The Significance of Music

(continued)

Journal Entry 719: Cecil Miller

I watched a documentary on Dead Heads last night. At the end there were snippets of Ken Kesey talking about the Dead and Acid Tests. We need artists to tell us what it's all about. It's so big, how could we depend on anyone else?
Kesey talked about how the Acid Test really was a Test. Some passed, some didn't. He couldn't really give an explanation of what it meant to fail, but he gave an example of passing. How a man came in to a Test dressed in a business suit and carrying an umbrella. He was given the "customary cup" and a few hours later Kesey says he saw the man watching his shadow and parading around with the umbrella over his shoulder saying something like: "The king turns left. The king turns right." He watches his shadow all the while and turns back and forth. He'd passed the Test, says Kesey.

Why did he pass, I think. Kesey doesn't say. Most likely it is because the umbrella guy got the notion that he is his own aesthetic, his own source of comedy, bodily experience, words, symbolism and all other forms of energy and meaning rolled into one, making him both the center of the universe and the butt of all divine and philosophical jokes ever conceived by the human mind. The guy finally got the absurdity of life. He understood he was at once both nothing and everything. If you were one or the other but not both, that wouldn't be funny. But once you see that you are absolutely and completely insignificant and at the same time connected to everything, including God maybe even, then it becomes possible to laugh, to really laugh, to laugh that cosmic clowny laugh which is the laugh that puts you far beyond the world you lived in just the day before. It puts God in your pocket. It makes Him see Himself as little more than an extension of your own absurdity.

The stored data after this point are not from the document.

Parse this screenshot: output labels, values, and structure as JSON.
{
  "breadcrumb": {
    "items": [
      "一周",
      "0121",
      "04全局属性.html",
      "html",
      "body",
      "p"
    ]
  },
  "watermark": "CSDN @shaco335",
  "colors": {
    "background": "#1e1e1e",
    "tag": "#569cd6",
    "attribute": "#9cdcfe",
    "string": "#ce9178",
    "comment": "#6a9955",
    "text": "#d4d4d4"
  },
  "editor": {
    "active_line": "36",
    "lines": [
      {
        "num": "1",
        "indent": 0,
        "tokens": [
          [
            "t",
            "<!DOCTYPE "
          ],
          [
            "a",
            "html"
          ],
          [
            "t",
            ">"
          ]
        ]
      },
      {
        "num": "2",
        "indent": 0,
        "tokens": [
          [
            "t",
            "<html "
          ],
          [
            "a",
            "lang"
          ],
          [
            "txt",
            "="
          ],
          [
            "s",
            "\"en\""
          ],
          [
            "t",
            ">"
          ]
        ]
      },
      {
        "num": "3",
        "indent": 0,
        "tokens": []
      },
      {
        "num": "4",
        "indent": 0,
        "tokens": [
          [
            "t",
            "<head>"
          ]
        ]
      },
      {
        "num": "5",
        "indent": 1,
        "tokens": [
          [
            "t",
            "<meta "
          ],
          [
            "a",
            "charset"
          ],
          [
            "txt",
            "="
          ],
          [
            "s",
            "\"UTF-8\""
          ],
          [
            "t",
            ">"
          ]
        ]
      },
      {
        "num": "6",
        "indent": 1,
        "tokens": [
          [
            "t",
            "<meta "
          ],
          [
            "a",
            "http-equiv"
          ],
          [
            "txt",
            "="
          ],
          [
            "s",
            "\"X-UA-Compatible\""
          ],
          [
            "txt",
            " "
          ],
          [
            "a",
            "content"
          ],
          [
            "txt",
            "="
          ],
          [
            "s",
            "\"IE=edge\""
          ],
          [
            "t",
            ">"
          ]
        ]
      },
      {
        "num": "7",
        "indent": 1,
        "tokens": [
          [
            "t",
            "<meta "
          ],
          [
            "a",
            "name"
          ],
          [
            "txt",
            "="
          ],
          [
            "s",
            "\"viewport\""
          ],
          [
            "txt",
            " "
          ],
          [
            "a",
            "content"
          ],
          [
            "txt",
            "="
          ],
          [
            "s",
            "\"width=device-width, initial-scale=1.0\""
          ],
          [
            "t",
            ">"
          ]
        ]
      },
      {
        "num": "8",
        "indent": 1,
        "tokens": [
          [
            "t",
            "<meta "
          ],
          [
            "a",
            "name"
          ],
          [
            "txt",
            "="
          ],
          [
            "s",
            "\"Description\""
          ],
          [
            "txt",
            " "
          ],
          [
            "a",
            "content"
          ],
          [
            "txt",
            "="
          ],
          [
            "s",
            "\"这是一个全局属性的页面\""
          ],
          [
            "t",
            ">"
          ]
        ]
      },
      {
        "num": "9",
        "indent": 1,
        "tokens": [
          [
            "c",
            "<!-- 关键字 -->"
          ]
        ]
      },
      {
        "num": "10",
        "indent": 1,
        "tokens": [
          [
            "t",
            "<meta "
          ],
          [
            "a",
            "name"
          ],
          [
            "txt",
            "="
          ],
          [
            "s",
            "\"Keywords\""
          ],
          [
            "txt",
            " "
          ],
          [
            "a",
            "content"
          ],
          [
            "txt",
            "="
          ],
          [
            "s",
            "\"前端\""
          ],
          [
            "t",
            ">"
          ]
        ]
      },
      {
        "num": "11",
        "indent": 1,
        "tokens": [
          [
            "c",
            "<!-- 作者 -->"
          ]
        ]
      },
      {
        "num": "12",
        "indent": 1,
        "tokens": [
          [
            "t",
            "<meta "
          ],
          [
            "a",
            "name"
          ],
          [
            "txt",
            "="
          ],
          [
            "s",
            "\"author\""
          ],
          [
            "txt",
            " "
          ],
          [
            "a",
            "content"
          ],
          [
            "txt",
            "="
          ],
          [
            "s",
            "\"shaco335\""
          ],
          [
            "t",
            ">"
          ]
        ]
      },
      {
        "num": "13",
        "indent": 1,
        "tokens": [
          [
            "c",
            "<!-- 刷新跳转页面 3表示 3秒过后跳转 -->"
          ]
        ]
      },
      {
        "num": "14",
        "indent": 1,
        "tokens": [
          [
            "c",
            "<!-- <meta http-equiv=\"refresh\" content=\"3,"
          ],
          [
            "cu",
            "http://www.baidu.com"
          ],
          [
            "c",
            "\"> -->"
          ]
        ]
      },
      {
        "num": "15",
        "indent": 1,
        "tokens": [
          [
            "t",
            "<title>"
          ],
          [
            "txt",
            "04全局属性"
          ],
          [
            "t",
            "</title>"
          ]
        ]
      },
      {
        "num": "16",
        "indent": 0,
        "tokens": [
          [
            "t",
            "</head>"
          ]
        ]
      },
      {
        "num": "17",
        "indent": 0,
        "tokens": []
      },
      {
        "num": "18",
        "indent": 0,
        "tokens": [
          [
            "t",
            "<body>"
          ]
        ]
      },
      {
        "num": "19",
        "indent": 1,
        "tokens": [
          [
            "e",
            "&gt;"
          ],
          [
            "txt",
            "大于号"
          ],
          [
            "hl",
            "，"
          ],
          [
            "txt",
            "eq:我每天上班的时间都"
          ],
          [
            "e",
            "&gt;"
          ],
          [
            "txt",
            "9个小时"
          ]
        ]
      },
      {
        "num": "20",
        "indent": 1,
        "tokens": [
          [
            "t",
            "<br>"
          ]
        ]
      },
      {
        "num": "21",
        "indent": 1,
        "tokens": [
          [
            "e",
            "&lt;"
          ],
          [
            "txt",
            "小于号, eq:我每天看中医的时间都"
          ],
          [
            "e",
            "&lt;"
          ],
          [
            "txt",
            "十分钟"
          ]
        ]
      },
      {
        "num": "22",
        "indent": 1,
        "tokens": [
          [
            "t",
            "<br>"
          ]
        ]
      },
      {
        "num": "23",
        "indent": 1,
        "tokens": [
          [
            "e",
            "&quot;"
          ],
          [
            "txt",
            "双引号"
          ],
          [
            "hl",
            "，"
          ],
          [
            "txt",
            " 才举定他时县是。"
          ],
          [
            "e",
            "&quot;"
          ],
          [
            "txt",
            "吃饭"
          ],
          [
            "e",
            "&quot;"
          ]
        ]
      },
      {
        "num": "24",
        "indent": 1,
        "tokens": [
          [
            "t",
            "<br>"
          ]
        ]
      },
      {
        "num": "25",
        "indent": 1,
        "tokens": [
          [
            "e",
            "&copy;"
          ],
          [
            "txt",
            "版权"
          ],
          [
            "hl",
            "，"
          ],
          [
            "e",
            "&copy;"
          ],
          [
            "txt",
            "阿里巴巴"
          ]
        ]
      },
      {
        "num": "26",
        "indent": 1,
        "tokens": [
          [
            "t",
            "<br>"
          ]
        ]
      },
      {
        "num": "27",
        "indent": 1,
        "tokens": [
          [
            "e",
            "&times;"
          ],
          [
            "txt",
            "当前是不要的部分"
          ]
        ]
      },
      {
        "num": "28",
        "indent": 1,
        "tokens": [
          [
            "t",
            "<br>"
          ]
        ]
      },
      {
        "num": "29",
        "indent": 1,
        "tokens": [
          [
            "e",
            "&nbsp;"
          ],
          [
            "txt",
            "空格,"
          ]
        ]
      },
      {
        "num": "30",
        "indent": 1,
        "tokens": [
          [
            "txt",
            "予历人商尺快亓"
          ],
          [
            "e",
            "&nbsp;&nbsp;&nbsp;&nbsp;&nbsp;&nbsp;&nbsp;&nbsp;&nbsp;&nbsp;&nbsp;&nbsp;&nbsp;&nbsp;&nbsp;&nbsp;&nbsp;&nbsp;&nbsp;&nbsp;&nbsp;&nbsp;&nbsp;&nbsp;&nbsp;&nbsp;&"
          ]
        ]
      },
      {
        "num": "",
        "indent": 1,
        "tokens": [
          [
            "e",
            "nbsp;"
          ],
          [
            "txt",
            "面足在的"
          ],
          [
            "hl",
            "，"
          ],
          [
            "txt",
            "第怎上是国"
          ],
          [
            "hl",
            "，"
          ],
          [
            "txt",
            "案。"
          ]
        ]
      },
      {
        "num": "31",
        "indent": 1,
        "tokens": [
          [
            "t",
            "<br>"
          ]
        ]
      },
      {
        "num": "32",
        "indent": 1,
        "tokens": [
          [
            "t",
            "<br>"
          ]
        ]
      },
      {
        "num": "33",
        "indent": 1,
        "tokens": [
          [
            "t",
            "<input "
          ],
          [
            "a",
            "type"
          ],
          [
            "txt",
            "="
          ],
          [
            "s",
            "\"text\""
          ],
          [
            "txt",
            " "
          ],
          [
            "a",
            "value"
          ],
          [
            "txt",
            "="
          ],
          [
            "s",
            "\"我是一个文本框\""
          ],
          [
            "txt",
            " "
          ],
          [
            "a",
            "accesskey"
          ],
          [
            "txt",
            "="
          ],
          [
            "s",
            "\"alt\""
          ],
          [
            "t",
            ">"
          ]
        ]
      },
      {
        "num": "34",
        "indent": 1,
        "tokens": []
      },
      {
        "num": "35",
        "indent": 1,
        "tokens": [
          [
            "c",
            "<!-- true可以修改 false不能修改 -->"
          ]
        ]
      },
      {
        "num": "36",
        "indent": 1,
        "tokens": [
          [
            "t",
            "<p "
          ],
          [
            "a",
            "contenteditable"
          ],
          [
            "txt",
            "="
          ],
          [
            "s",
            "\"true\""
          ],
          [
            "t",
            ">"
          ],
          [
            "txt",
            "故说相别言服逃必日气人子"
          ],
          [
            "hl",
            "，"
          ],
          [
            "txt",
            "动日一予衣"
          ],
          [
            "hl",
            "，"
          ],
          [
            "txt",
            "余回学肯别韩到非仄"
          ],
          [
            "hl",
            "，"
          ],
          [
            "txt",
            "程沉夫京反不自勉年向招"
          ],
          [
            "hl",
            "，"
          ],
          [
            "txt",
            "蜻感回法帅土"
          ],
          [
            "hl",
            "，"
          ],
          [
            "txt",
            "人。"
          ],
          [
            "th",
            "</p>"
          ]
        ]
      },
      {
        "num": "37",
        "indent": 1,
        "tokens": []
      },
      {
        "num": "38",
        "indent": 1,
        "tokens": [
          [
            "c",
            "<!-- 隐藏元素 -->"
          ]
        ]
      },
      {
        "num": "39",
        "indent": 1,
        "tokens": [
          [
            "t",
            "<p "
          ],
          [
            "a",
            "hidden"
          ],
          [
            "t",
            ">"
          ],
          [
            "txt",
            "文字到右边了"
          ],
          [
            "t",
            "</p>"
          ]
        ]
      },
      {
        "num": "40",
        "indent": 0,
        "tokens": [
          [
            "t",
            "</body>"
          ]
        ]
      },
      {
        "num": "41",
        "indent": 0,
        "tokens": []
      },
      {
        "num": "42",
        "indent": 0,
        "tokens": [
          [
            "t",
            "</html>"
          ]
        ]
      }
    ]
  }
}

Perhaps, then, a question comes as to whether that is good or bad: God, realizing His own absurdity. Perhaps such an understanding is what God needs in order to be released from the seriousness of the world, the turmoil of being connected to us and to this confusion we call Life. It helps God laugh too, helps God laugh the big belly-aching, open-mouthed, tear in the eye laugh that is always floating in the air if you're paying attention.

"Good morning you Mother Fuckers," says God. "I'm going to go off and read a book for a change and maybe take a dip in the Creek. I should be back by lunchtime. You ought to be okay on your own. If you're feeling murderous or lonely, just lie down in the sunlight over there and take a nap. I'll wake you with some lemonade, fresh cold cherries, and those little cheese and tomato sandwiches that you love."
Kesey also talks about why Dead Heads did what they did. He is forthright, direct and simple: "They're looking for magic."

And he gives evidence of it. He talks about what happens during a concert, how the Dead are playing and people are dancing and grooving but they're sort of dancing on their own, each of them, different rhythms, different little egos with separate notions of Time and Space; and everyone there is looking and waiting for this moment when you can feel it all come together. He says it is like a tiny shaft of light coming from a chink in the moment, like it's a piece of magic that opens into a whole new realm where everything becomes linked. The Grateful Dead is no longer playing music in their heads, they are playing what is in the air. He says people will wait four hours during a concert for that one moment when it all comes together and they are all linked.

He's not just making it up either. I've been there. I remember that feeling, like a bottle is being opened up, sometimes the sound of tearing cloth. And the groove is there. He's right. That's what it is. Or was. The groove.

But they're gone now. Jerry's dead.

If all of this is true, then we've got to figure out what it means. Why are we ignoring this? It may be the only way to save ourselves.